Hemingway: The Old Man and the Sea

The Old Man and the Sea is Ernest Hemingway’s last major work of fiction, first published in 1952. The book won a Pultizer Prize for Fiction in 1953 and Nobel Prize in Literature in 1954. On the surface, it is a tale of an aged fisherman and his struggle to land a giant marlin. At a deeper level, this classic novel studies man’s resolution, faith and endurance in the face of defeat. Here are a dozen great quotes from this timeless story:

  • Every day is a new day. It is better to be lucky. But I would rather be exact. Then when luck comes you are ready.
  • Why do old men wake so early? Is it to have one longer day?

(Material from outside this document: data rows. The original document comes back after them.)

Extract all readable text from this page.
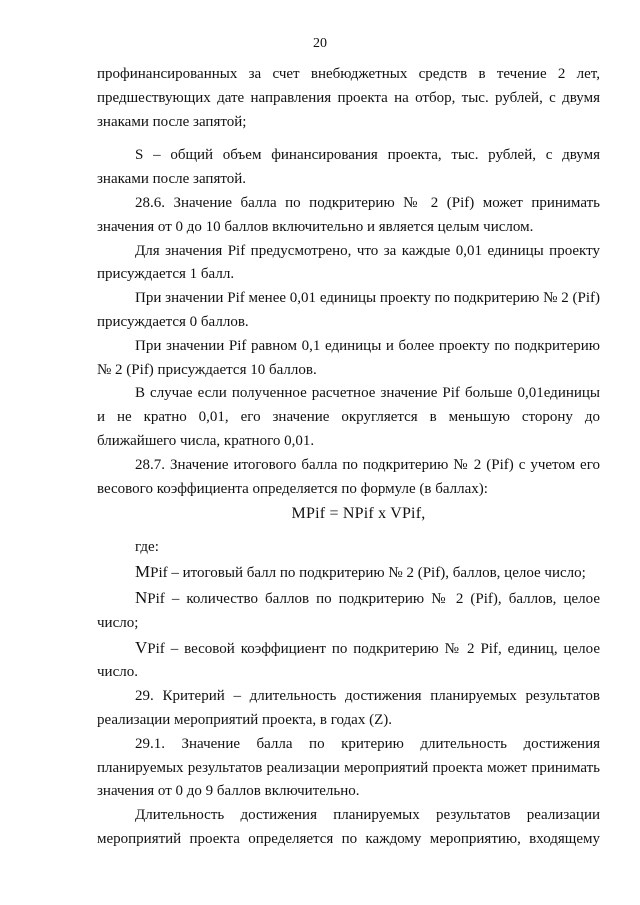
20

профинансированных за счет внебюджетных средств в течение 2 лет, предшествующих дате направления проекта на отбор, тыс. рублей, с двумя знаками после запятой;

S – общий объем финансирования проекта, тыс. рублей, с двумя знаками после запятой.

28.6. Значение балла по подкритерию № 2 (Pif) может принимать значения от 0 до 10 баллов включительно и является целым числом.

Для значения Pif предусмотрено, что за каждые 0,01 единицы проекту присуждается 1 балл.

При значении Pif менее 0,01 единицы проекту по подкритерию № 2 (Pif) присуждается 0 баллов.

При значении Pif равном 0,1 единицы и более проекту по подкритерию № 2 (Pif) присуждается 10 баллов.

В случае если полученное расчетное значение Pif больше 0,01единицы и не кратно 0,01, его значение округляется в меньшую сторону до ближайшего числа, кратного 0,01.

28.7. Значение итогового балла по подкритерию № 2 (Pif) с учетом его весового коэффициента определяется по формуле (в баллах):

MPif = NPif x VPif,

где:

MPif – итоговый балл по подкритерию № 2 (Pif), баллов, целое число;

NPif – количество баллов по подкритерию № 2 (Pif), баллов, целое число;

VPif – весовой коэффициент по подкритерию № 2 Pif, единиц, целое число.

29. Критерий – длительность достижения планируемых результатов реализации мероприятий проекта, в годах (Z).

29.1. Значение балла по критерию длительность достижения планируемых результатов реализации мероприятий проекта может принимать значения от 0 до 9 баллов включительно.

Длительность достижения планируемых результатов реализации мероприятий проекта определяется по каждому мероприятию, входящему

  • He did not say that because he knew that if you said a good thing it might not happen.
  • No one should be alone in their old age, he thought. But it is unavoidable.

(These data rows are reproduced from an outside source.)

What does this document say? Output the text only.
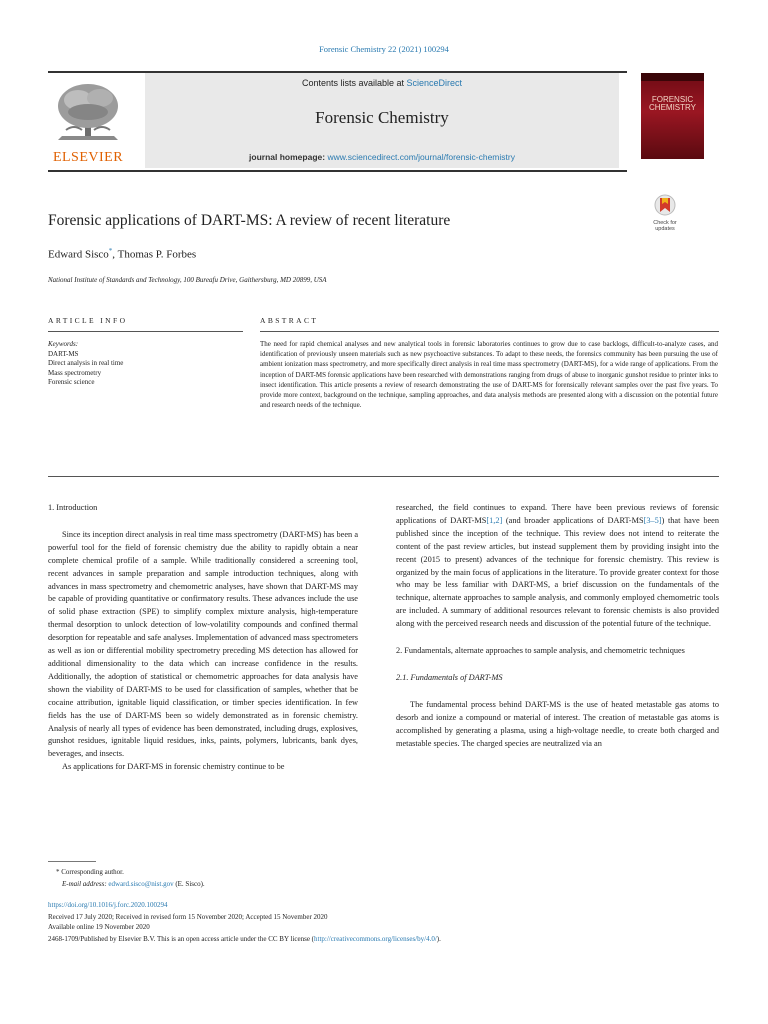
Forensic Chemistry 22 (2021) 100294
ELSEVIER
Contents lists available at ScienceDirect
Forensic Chemistry
journal homepage: www.sciencedirect.com/journal/forensic-chemistry
FORENSIC
CHEMISTRY
Forensic applications of DART-MS: A review of recent literature	Check for
updates
Edward Sisco*, Thomas P. Forbes
National Institute of Standards and Technology, 100 Bureafu Drive, Gaithersburg, MD 20899, USA
ARTICLE INFO	ABSTRACT
Keywords:
DART-MS
Direct analysis in real time
Mass spectrometry
Forensic science
The need for rapid chemical analyses and new analytical tools in forensic laboratories continues to grow due to case backlogs, difficult-to-analyze cases, and identification of previously unseen materials such as new psychoactive substances. To adapt to these needs, the forensics community has been pursuing the use of ambient ionization mass spectrometry, and more specifically direct analysis in real time mass spectrometry (DART-MS), for a wide range of applications. From the inception of DART-MS forensic applications have been researched with demonstrations ranging from drugs of abuse to inorganic gunshot residue to printer inks to insect identification. This article presents a review of research demonstrating the use of DART-MS for forensically relevant samples over the past five years. To provide more context, background on the technique, sampling approaches, and data analysis methods are presented along with a discussion on the potential future and research needs of the technique.
1. Introduction

Since its inception direct analysis in real time mass spectrometry (DART-MS) has been a powerful tool for the field of forensic chemistry due the ability to rapidly obtain a near complete chemical profile of a sample. While traditionally considered a screening tool, recent advances in sample preparation and sample introduction techniques, along with advances in mass spectrometry and chemometric analyses, have shown that DART-MS may be capable of providing quantitative or confirmatory results. These advances include the use of solid phase extraction (SPE) to simplify complex mixture analysis, high-temperature thermal desorption to unlock detection of low-volatility compounds and confined thermal desorption for repeatable and safe analyses. Implementation of advanced mass spectrometers as well as ion or differential mobility spectrometry preceding MS detection has allowed for additional dimensionality to the data which can increase confidence in the results. Additionally, the adoption of statistical or chemometric approaches for data analysis have shown the viability of DART-MS to be used for classification of samples, whether that be cocaine attribution, ignitable liquid classification, or timber species identification. In few fields has the use of DART-MS been so widely demonstrated as in forensic chemistry. Analysis of nearly all types of evidence has been demonstrated, including drugs, explosives, gunshot residues, ignitable liquid residues, inks, paints, polymers, lubricants, bank dyes, beverages, and insects.

As applications for DART-MS in forensic chemistry continue to be

researched, the field continues to expand. There have been previous reviews of forensic applications of DART-MS[1,2] (and broader applications of DART-MS[3–5]) that have been published since the inception of the technique. This review does not intend to reiterate the content of the past review articles, but instead supplement them by providing insight into the recent (2015 to present) advances of the technique for forensic chemistry. This review is organized by the main focus of applications in the literature. To provide greater context for those who may be less familiar with DART-MS, a brief discussion on the fundamentals of the technique, alternate approaches to sample analysis, and commonly employed chemometric tools are included. A summary of additional resources relevant to forensic chemists is also provided along with the perceived research needs and discussion of the potential future of the technique.

2. Fundamentals, alternate approaches to sample analysis, and chemometric techniques
2.1. Fundamentals of DART-MS

The fundamental process behind DART-MS is the use of heated metastable gas atoms to desorb and ionize a compound or material of interest. The creation of metastable gas atoms is accomplished by generating a plasma, using a high-voltage needle, to create both charged and metastable species. The charged species are neutralized via an

* Corresponding author.
E-mail address: edward.sisco@nist.gov (E. Sisco).
https://doi.org/10.1016/j.forc.2020.100294
Received 17 July 2020; Received in revised form 15 November 2020; Accepted 15 November 2020
Available online 19 November 2020
2468-1709/Published by Elsevier B.V. This is an open access article under the CC BY license (http://creativecommons.org/licenses/by/4.0/).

  • I may not be as strong as I think, but I know many tricks and I have resolution.
  • Let him think that I am more man than I am and I will be so.

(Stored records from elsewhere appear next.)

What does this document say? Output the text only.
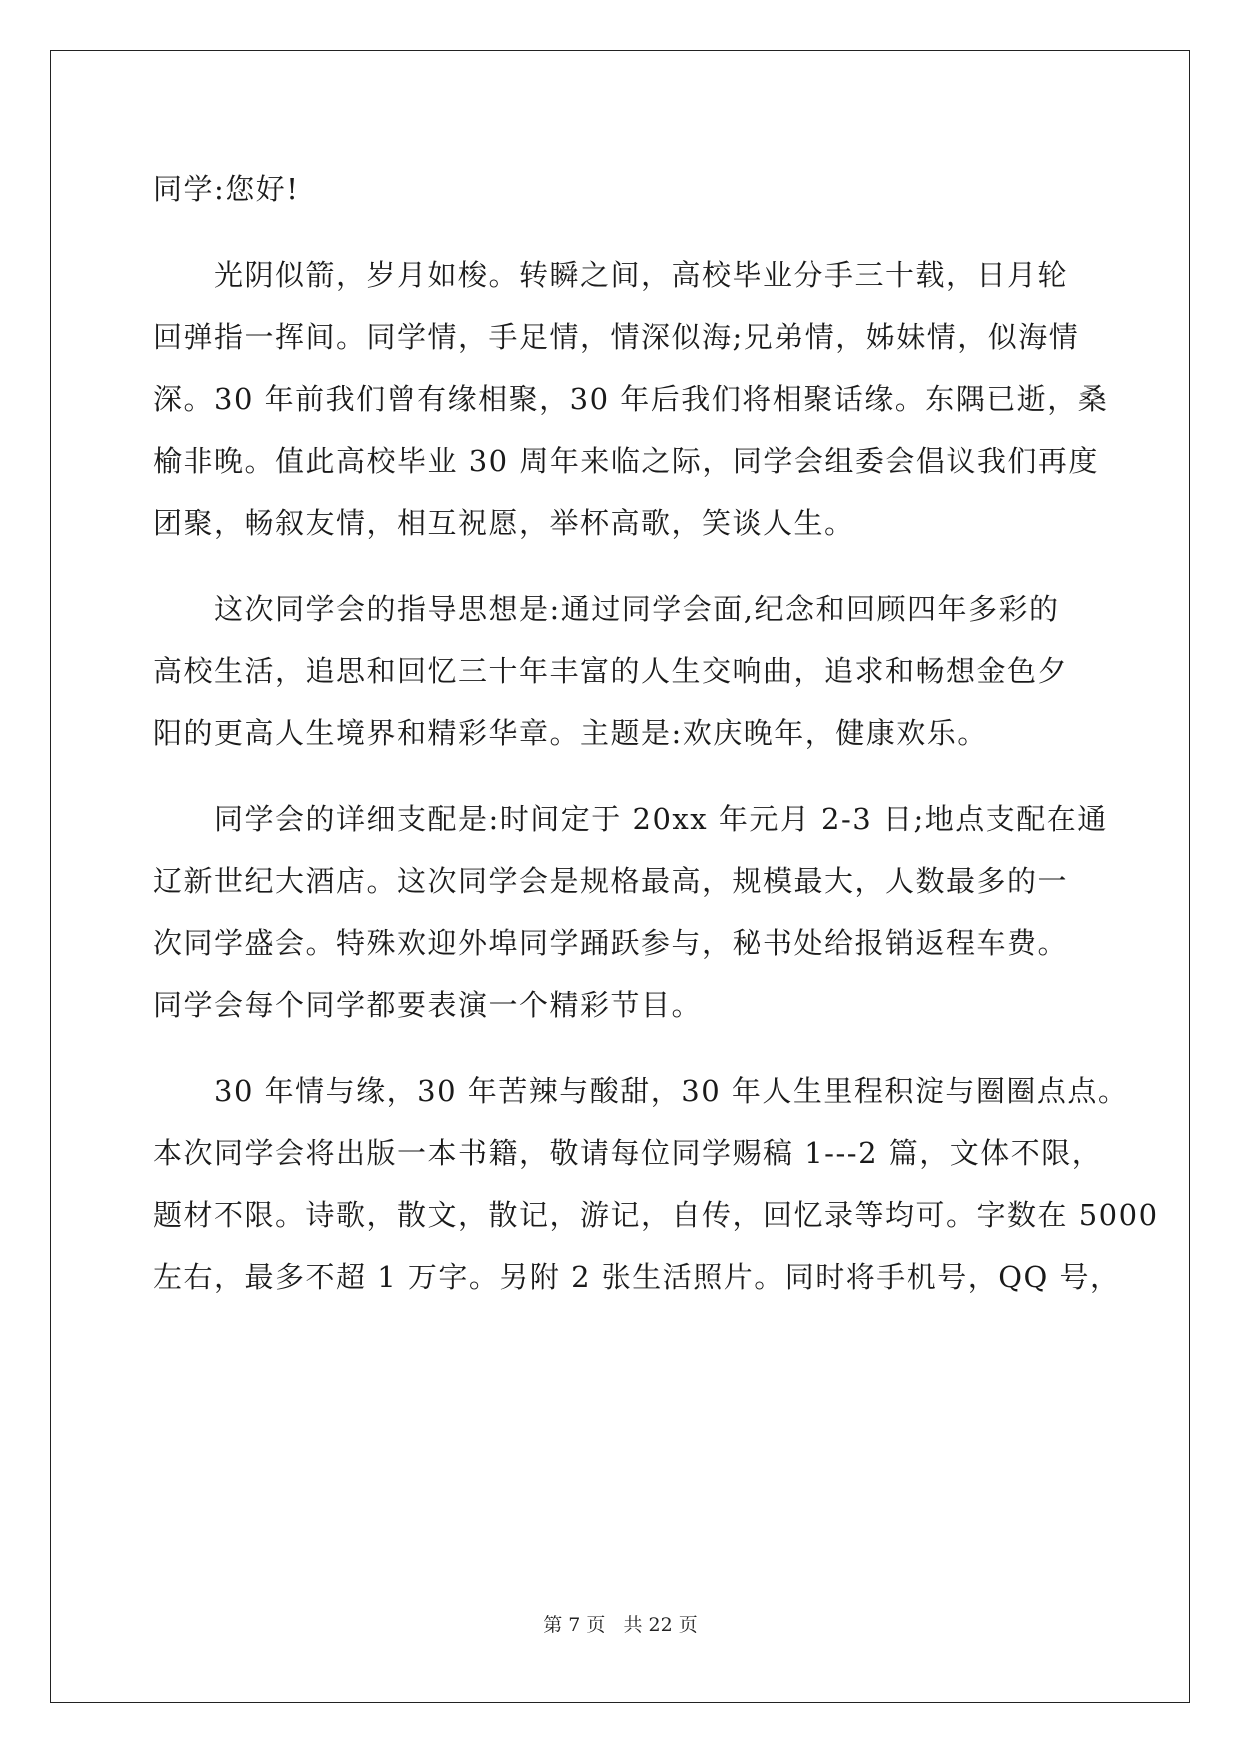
同学:您好!
光阴似箭，岁月如梭。转瞬之间，高校毕业分手三十载，日月轮
回弹指一挥间。同学情，手足情，情深似海;兄弟情，姊妹情，似海情
深。30 年前我们曾有缘相聚，30 年后我们将相聚话缘。东隅已逝，桑
榆非晚。值此高校毕业 30 周年来临之际，同学会组委会倡议我们再度
团聚，畅叙友情，相互祝愿，举杯高歌，笑谈人生。
这次同学会的指导思想是:通过同学会面,纪念和回顾四年多彩的
高校生活，追思和回忆三十年丰富的人生交响曲，追求和畅想金色夕
阳的更高人生境界和精彩华章。主题是:欢庆晚年，健康欢乐。
同学会的详细支配是:时间定于 20xx 年元月 2-3 日;地点支配在通
辽新世纪大酒店。这次同学会是规格最高，规模最大，人数最多的一
次同学盛会。特殊欢迎外埠同学踊跃参与，秘书处给报销返程车费。
同学会每个同学都要表演一个精彩节目。
30 年情与缘，30 年苦辣与酸甜，30 年人生里程积淀与圈圈点点。
本次同学会将出版一本书籍，敬请每位同学赐稿 1---2 篇，文体不限，
题材不限。诗歌，散文，散记，游记，自传，回忆录等均可。字数在 5000
左右，最多不超 1 万字。另附 2 张生活照片。同时将手机号，QQ 号，
第 7 页 共 22 页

  • It’s silly not to hope. It’s a sin he thought.
  • The thousand times that he had proved it means nothing. Now he was proving it again. Each time was a new time and he never thought about the past when he was doing it.
  • “But man is not made for defeat,” he said. “A man can be destroyed but not defeated.”
  • Now is no time to think of what you do not have. Think of what you can do with what there is.
  • Luck is a thing that comes in many forms and who can recognize her?
  • He rested sitting on the un-stepped mast and sail and tried not to think but only to endure.